Mais, comme on le dit souvent, la fonction fait l'homme et, à peine est-il nommé, qu’il se pose en défenseur acharné des droits de l’église romaine. Cela n'arrange évidemment pas du tout le roi qui entend plier celle-ci à sa volonté.
Au celui-ci qui regrette de l’avoir fait tuer, l'ombre de Beckett répond qu’ils ne pouvaient pas s'entendre… Le Roi « - Je te l’ai dit : « Sauf l’honneur du royaume ! » Beckett « Je t’ai répondu : « Sauf l’honneur de Dieu ! » C’était un dialogue de sourds. »
Je soupçonne Anouilh d'avoir livré un sentiment personnel quand il fait dire à Becket: « L'honneur anglais, Baron, en fin de compte, ça a toujours été de réussir. »
Et il me semble entendre Dostoïevski qui disait « Heureux ceux qui ne pensent pas ! Ils ne connaissent pas leur bonheur » quand
Anouilh fait dire à Henri II parlant à Beckett : « Tu réfléchis trop.
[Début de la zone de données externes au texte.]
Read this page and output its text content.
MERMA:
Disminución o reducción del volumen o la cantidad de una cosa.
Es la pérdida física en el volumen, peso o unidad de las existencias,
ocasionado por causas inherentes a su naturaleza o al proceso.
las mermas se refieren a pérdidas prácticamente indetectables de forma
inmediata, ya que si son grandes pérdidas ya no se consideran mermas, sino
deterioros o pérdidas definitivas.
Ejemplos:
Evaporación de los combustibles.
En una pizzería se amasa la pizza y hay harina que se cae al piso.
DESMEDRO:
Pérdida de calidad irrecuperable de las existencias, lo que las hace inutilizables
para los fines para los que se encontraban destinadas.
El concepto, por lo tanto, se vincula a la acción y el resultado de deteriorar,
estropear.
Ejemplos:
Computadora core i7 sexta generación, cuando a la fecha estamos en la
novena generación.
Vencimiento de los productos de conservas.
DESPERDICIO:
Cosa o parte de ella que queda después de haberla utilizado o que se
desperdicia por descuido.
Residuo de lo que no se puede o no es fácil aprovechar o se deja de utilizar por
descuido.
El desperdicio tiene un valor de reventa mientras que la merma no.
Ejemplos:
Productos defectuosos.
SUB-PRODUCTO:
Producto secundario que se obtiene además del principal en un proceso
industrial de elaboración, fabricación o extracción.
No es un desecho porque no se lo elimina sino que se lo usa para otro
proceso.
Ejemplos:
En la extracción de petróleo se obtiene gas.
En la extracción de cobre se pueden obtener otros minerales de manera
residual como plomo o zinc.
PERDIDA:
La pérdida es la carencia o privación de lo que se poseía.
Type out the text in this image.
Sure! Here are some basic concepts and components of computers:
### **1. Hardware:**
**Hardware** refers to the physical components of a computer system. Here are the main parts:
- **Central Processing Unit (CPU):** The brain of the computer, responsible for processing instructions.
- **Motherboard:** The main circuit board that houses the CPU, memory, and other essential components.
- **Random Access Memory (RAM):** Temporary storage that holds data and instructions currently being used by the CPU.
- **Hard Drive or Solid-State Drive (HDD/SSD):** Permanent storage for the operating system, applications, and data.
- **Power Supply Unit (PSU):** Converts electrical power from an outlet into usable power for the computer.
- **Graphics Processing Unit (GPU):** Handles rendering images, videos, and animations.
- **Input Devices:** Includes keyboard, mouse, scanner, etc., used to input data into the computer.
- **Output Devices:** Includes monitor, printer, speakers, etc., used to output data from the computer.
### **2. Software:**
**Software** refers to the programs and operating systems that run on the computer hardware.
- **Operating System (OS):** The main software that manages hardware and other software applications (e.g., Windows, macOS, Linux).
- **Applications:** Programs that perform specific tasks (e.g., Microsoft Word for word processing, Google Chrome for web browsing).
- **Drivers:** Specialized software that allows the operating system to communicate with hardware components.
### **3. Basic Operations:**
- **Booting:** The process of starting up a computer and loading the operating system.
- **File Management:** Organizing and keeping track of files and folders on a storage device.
Ca finira par te jouer de mauvais tours. C’est parce qu'on pense, qu’il y a des problèmes. Un jour, à force de penser, tu te trouveras devant un problème, ta grosse tête te présentera une solution et tu te flanqueras dans une histoire impossible – qu’il aurait été beaucoup plus simple d'ignorer, comme le font la plupart des imbéciles qui, eux, vivent vieux. » Il ne pensait pas si bien dire puisque, quelque temps plus tard, il fit assassiner Becket, toujours aussi rebelle, à Canterbury.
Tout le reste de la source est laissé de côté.